You are right, sometimes dplyr does not work properly in Renjin, and many packages in Renjin are not so up to date. As for Rcpp, I really admire the efforts that have been devoted to it. Meanwhile, I do want to see fast native R code instead of resorting to a compiled language like C/C++, Fortran, etc. As for data.table, I used to use it a lot, but gradually transfer to the Hadleyverse for better readability and consistency, but I do use the fread function from time to time.

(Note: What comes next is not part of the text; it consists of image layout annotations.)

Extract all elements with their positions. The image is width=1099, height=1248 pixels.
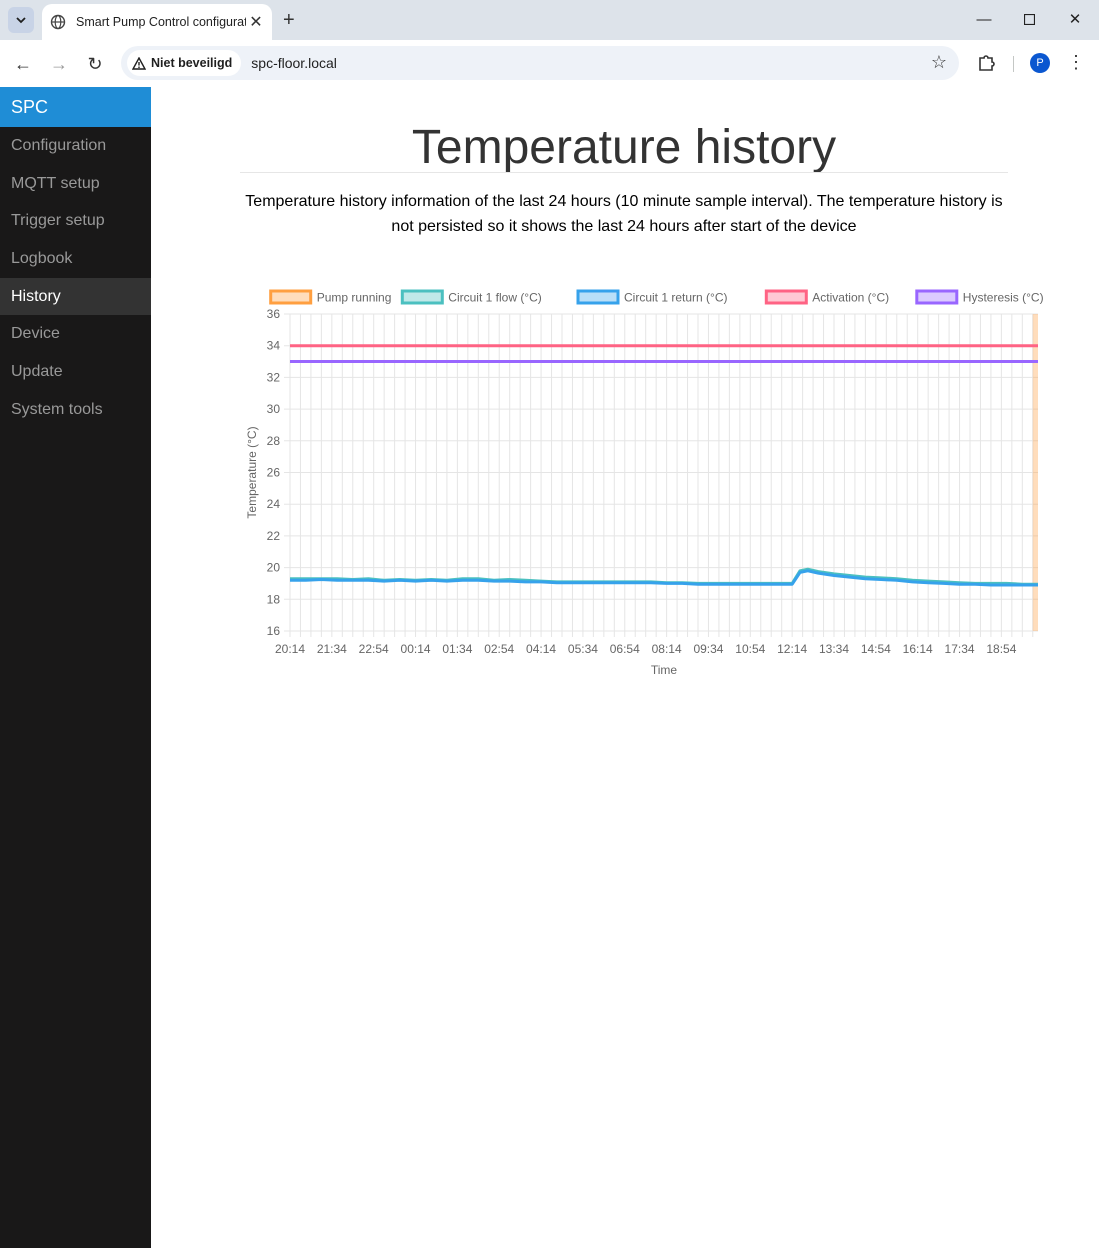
more-menu-icon[interactable]: ⋮ — [1067, 52, 1085, 72]
warning-icon — [132, 56, 146, 70]
browser-toolbar: ← → ↻ Niet beveiligd spc-floor.local ☆ P… — [0, 40, 1099, 87]
y-tick-label: 36 — [267, 307, 281, 321]
x-tick-label: 18:54 — [986, 642, 1016, 656]
address-bar[interactable]: Niet beveiligd spc-floor.local ☆ — [121, 46, 959, 80]
legend-label: Circuit 1 return (°C) — [624, 291, 727, 305]
security-chip[interactable]: Niet beveiligd — [127, 50, 242, 76]
legend-swatch — [915, 289, 959, 305]
legend-label: Activation (°C) — [812, 291, 889, 305]
y-tick-label: 32 — [267, 370, 281, 384]
x-tick-label: 16:14 — [903, 642, 933, 656]
legend-label: Pump running — [317, 291, 392, 305]
chevron-down-icon — [16, 17, 26, 24]
x-tick-label: 21:34 — [317, 642, 347, 656]
x-tick-label: 06:54 — [610, 642, 640, 656]
series-line-2 — [290, 569, 1038, 587]
globe-icon — [50, 14, 66, 30]
legend-label: Hysteresis (°C) — [963, 291, 1044, 305]
main-content: Temperature history Temperature history … — [151, 87, 1099, 1248]
x-tick-label: 13:34 — [819, 642, 849, 656]
y-tick-label: 34 — [267, 339, 281, 353]
security-label: Niet beveiligd — [151, 56, 233, 70]
sidebar-item-trigger-setup[interactable]: Trigger setup — [11, 212, 105, 230]
y-tick-label: 30 — [267, 402, 281, 416]
y-tick-label: 24 — [267, 497, 281, 511]
legend-swatch — [764, 289, 808, 305]
toolbar-divider — [1013, 56, 1014, 72]
minimize-icon[interactable]: — — [976, 10, 992, 28]
tab-title: Smart Pump Control configuration — [76, 15, 246, 29]
sidebar-item-mqtt-setup[interactable]: MQTT setup — [11, 174, 100, 192]
reload-icon[interactable]: ↻ — [87, 53, 103, 74]
browser-chrome: Smart Pump Control configuration ✕ + — ✕… — [0, 0, 1099, 87]
extensions-icon[interactable] — [976, 51, 998, 73]
x-tick-label: 22:54 — [359, 642, 389, 656]
close-tab-icon[interactable]: ✕ — [249, 14, 263, 31]
profile-avatar[interactable]: P — [1030, 53, 1050, 73]
url-text: spc-floor.local — [251, 55, 337, 71]
sidebar-item-device[interactable]: Device — [11, 325, 60, 343]
back-arrow-icon[interactable]: ← — [14, 53, 32, 74]
forward-arrow-icon[interactable]: → — [50, 53, 68, 74]
sidebar-item-system-tools[interactable]: System tools — [11, 400, 103, 418]
x-tick-label: 17:34 — [945, 642, 975, 656]
maximize-icon[interactable] — [1014, 6, 1044, 32]
x-tick-label: 01:34 — [442, 642, 472, 656]
title-divider — [240, 172, 1008, 173]
y-tick-label: 26 — [267, 466, 281, 480]
sidebar-item-history[interactable]: History — [0, 277, 151, 316]
x-tick-label: 09:34 — [693, 642, 723, 656]
legend-swatch — [400, 289, 444, 305]
pump-running-band — [1032, 314, 1038, 631]
x-tick-label: 10:54 — [735, 642, 765, 656]
y-tick-label: 18 — [267, 592, 281, 606]
brand-logo[interactable]: SPC — [0, 87, 151, 127]
sidebar-item-update[interactable]: Update — [11, 362, 63, 380]
x-tick-label: 04:14 — [526, 642, 556, 656]
y-tick-label: 16 — [267, 624, 281, 638]
sidebar: SPC Configuration MQTT setup Trigger set… — [0, 87, 151, 1248]
temperature-history-chart: 16 18 20 22 24 26 28 30 32 34 36 20:14 21:34 22:54 00:… — [245, 289, 1044, 677]
tab-strip: Smart Pump Control configuration ✕ + — ✕ — [0, 0, 1099, 40]
x-tick-label: 12:14 — [777, 642, 807, 656]
x-tick-label: 20:14 — [275, 642, 305, 656]
legend-swatch — [269, 289, 313, 305]
y-tick-label: 22 — [267, 529, 281, 543]
close-window-icon[interactable]: ✕ — [1068, 11, 1082, 28]
x-tick-label: 00:14 — [401, 642, 431, 656]
y-axis-title: Temperature (°C) — [245, 426, 259, 518]
sidebar-item-logbook[interactable]: Logbook — [11, 249, 73, 267]
x-tick-label: 02:54 — [484, 642, 514, 656]
y-tick-label: 28 — [267, 434, 281, 448]
x-tick-label: 08:14 — [652, 642, 682, 656]
x-tick-label: 05:34 — [568, 642, 598, 656]
page-title: Temperature history — [411, 121, 837, 174]
new-tab-button[interactable]: + — [283, 9, 295, 31]
x-tick-label: 14:54 — [861, 642, 891, 656]
browser-tab[interactable]: Smart Pump Control configuration ✕ — [42, 4, 272, 40]
y-tick-label: 20 — [267, 561, 281, 575]
bookmark-star-icon[interactable]: ☆ — [930, 52, 947, 72]
legend-label: Circuit 1 flow (°C) — [448, 291, 541, 305]
x-axis-title: Time — [651, 663, 678, 677]
legend-swatch — [576, 289, 620, 305]
tab-search-button[interactable] — [8, 7, 34, 33]
page-description: Temperature history information of the l… — [245, 193, 1003, 235]
sidebar-item-configuration[interactable]: Configuration — [11, 136, 107, 154]
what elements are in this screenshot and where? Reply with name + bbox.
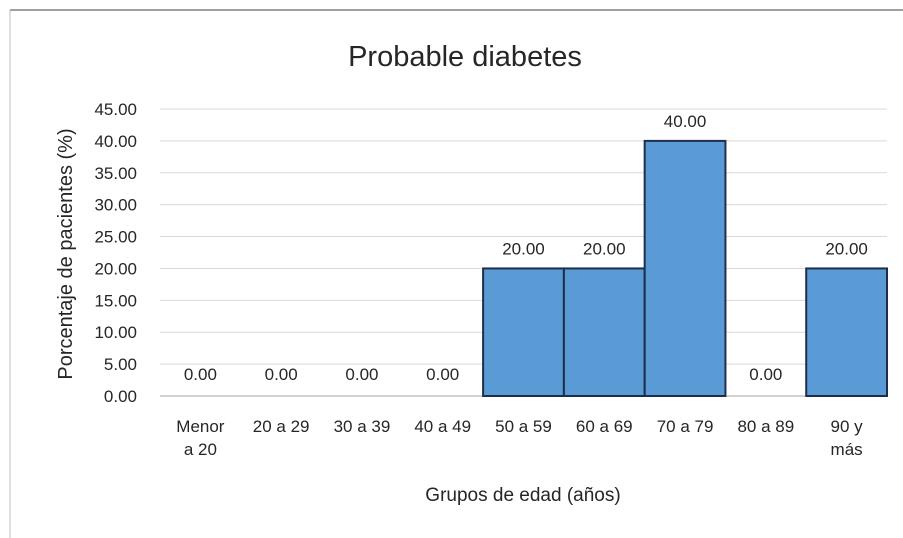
x-tick-label: 40 a 49 [414, 417, 471, 436]
data-label: 0.00 [345, 365, 378, 384]
chart-title: Probable diabetes [348, 41, 582, 73]
x-tick-label: 80 a 89 [737, 417, 794, 436]
data-label: 0.00 [749, 365, 782, 384]
bars [482, 139, 889, 398]
data-label: 40.00 [664, 112, 707, 131]
y-tick-label: 25.00 [94, 228, 137, 247]
y-tick-label: 40.00 [94, 132, 137, 151]
y-tick-label: 15.00 [94, 291, 137, 310]
data-label: 0.00 [265, 365, 298, 384]
data-label: 0.00 [184, 365, 217, 384]
x-tick-label: a 20 [184, 440, 217, 459]
x-tick-label: 70 a 79 [657, 417, 714, 436]
x-tick-label: 90 y [831, 417, 864, 436]
x-tick-label: 30 a 39 [334, 417, 391, 436]
data-label: 20.00 [825, 239, 868, 258]
data-label: 20.00 [583, 239, 626, 258]
y-tick-label: 10.00 [94, 323, 137, 342]
bar [562, 267, 646, 398]
x-tick-label: 20 a 29 [253, 417, 310, 436]
y-tick-label: 30.00 [94, 196, 137, 215]
x-tick-label: 60 a 69 [576, 417, 633, 436]
x-tick-label: Menor [176, 417, 225, 436]
y-tick-label: 5.00 [104, 355, 137, 374]
data-labels: 0.00 0.00 0.00 0.00 20.00 20.00 40.00 0.00 20.00 [184, 112, 868, 384]
y-tick-label: 20.00 [94, 259, 137, 278]
y-axis-ticks: 0.00 5.00 10.00 15.00 20.00 25.00 30.00 35.00 40… [94, 100, 137, 406]
x-axis-ticks: Menor a 20 20 a 29 30 a 39 40 a 49 50 a 59 60 … [176, 417, 863, 459]
data-label: 0.00 [426, 365, 459, 384]
y-tick-label: 45.00 [94, 100, 137, 119]
x-tick-label: más [831, 440, 863, 459]
bar [643, 139, 727, 397]
x-axis-title: Grupos de edad (años) [425, 485, 620, 506]
bar [482, 267, 565, 398]
x-tick-label: 50 a 59 [495, 417, 552, 436]
data-label: 20.00 [502, 239, 545, 258]
y-axis-title: Porcentaje de pacientes (%) [55, 128, 77, 379]
y-tick-label: 35.00 [94, 164, 137, 183]
y-tick-label: 0.00 [104, 387, 137, 406]
bar [805, 267, 889, 398]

I have a piece of code as below:
require(tidyverse)
require(lubridate)
#find the institutional holding horizon of last 3 years (12 quarters or 36 months) for each quarter starting at 2000-03-31
hold_horizon <- function(quarter, data){
result <- data %>%
filter( qtrdate <= quarter, qtrdate >= quarter %m-% months(36), sharesheld != 0) %>%
group_by(cusip, ownercode) %>%
summarise(hold_period = n()) %>%
ungroup() %>%
group_by(cusip) %>%
summarise(long = sum(hold_period >= 8), short = sum(hold_period < 8), total = n()) %>%
mutate(long_percent = long / total, short_percent = short/total) %>%
select(cusip, long_percent, short_percent) %>%
mutate(date = quarter)
return(result)
}
#create quarter range
my_quarters <- rep(ymd("2000-03-31"), 72)
for (i in 1:73){
my_quarters[i] <- ymd("2000-03-31") %m+% months(3*(i-1))
}
#apply function
horizon_data <- list()
for(i in 1:73){
horizon_data[[i]] <- hold_horizon(my_quarters[i], data = institution_investor)
}
#combine date frames in the list
horizon_data_new <- do.call("rbind", horizon_data) %>%
select(cusip, date, long_percent, short_percent)
The data institution_investor has about 100 million rows and 4 columns. This block of code takes more than 30 minutes to run. I suspect that if I replace for loop with apply functions the situation will get better, but I am not sure.